Leo McKinstry

Harmless old buggers

Leo McKinstry says that many so-called paedophiles are no more dangerous than Michael Jackson

issue 18 June 2005

Despite the not guilty verdict, Michael Jackson’s reputation has collapsed as dramatically as the ravaged features on his face. The revelations about his fondness for boyish company will haunt him for the rest of his life, even though he was cleared of charges of molestation. It cannot be happily ever after in Neverland.
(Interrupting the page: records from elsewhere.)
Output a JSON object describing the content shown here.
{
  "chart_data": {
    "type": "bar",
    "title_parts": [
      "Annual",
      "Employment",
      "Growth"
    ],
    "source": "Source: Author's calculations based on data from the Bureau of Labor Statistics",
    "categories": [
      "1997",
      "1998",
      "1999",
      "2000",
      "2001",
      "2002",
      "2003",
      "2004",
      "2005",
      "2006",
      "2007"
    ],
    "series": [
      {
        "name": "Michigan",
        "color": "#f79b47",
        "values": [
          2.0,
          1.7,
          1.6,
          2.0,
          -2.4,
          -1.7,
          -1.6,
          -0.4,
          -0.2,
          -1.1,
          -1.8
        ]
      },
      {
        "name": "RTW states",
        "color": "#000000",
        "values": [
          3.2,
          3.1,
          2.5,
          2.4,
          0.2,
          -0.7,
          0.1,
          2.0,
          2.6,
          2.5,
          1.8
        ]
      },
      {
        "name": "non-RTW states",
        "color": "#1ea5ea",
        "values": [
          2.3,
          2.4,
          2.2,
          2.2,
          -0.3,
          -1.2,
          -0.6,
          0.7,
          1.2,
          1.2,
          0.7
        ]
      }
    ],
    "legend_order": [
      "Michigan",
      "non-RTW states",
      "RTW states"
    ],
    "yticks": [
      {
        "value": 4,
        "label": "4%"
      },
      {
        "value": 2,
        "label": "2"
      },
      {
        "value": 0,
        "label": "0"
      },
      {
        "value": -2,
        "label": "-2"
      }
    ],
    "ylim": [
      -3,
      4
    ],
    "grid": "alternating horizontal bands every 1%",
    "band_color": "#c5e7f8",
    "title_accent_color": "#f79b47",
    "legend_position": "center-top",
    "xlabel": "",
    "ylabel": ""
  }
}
For all the revulsion that the Michael Jackson case prompted in certain quarters, one fact stands out amid the welter of sordid allegations: not one boy stood up in court and unequivocally stated that he was physically abused by Jackson. As I argued in this magazine last year before the trial began, the evidence against him could hardly have been weaker. All we ever had was innuendo about damp swimming trunks and shared showers, of erectile tumescence and bedroom embraces, with most of these claims made by disgruntled former employees and money-grabbers with a history of litigation. The sort of behaviour Michael Jackson was charged with would until recently scarcely have raised an eyebrow if it came from the Latin master in many an English prep school.

But because of the current climate of hysteria over paedophilia, we seem to have lost all sense of perspective. In this new culture of fear, even the most unthreatening affection for adolescents is interpreted as the sickest of perversions, to be obliterated at any cost. What is so disturbing about this approach is that, because of its lack of discrimination, any eccentricity or romantic attachment is lumped in with the most aggressive forms of physical brutality. So, for zealous crusaders against paedophilia — like Tom Sneddon, the Californian district attorney who became obsessed with the Jackson case — attempting to cuddle a 13-year-old is seen as just as heinous a crime as sodomy or assault.

Now real child abuse is one of the most evil of all offences.